When we seize anything in the direct intellectual act there is room for nothing else than to know and to contemplate the object; and in the knowing there is not included any previous knowledge; all such assertion of stage and progress belongs to the lower and is a sign of the altered; this means that, once purely in the Intellectual, no one of us can have any memory of our experience here. Further; if all intellection is timeless – as appears from the fact that the Intellectual beings are of eternity not of time – there can be no memory in the intellectual world, not merely none of earthly things but none whatever: all is presence There; for nothing passes away, there is no change from old to new.

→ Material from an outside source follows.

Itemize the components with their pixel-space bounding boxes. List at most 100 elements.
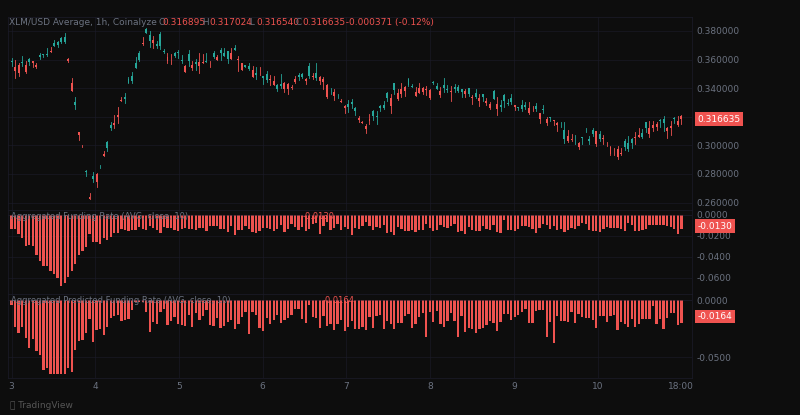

This, however, does not alter the fact that distinction exists in that realm – downwards from the Supreme to the Ideas, upward from the Ideas to the Universal and to the Supreme. Admitting that the Highest, as a self-contained unity, has no outgoing effect, that does not prevent the soul which has attained to the Supreme from exerting its own characteristic Act: it certainly may have the intuition, not by stages and parts, of that Being which is without stage and part.

But that would be in the nature of grasping a pure unity?

No: in the nature of grasping all the intellectual facts of a many that constitutes a unity. For since the object of vision has variety [distinction within its essential oneness] the intuition must be multiple and the intuitions various, just as in a face we see at the one glance eyes and nose and all the rest.

But is not this impossible when the object to be thus divided and treated as a thing of grades, is a pure unity?

No: there has already been discrimination within the Intellectual-Principle; the Act of the soul is little more than a reading of this.

First and last is in the Ideas not a matter of time, and so does not bring time into the soul’s intuition of earlier and later among them. There is a grading by order as well: the ordered disposition of some growing thing begins with root and reaches to topmost point, but, to one seeing the plant as a whole, there is no other first and last than simply that of the order.

Still, the soul [in this intuition within the divine] looks to what is a unity; next it entertains multiplicity, all that is: how explain this grasping first of the unity and later of the rest?

The explanation is that the unity of this power [the Supreme] is such as to allow of its being multiple to another principle [the soul], to which it is all things and therefore does not present itself as one indivisible object of intuition: its activities do not [like its essence] fall under the rule of unity; they are for ever multiple in virtue of that abiding power, and in their outgoing they actually become all things.

For with the Intellectual or Supreme – considered as distinct from the One – there is already the power of harbouring that Principle of Multiplicity, the source of things not previously existent in its superior.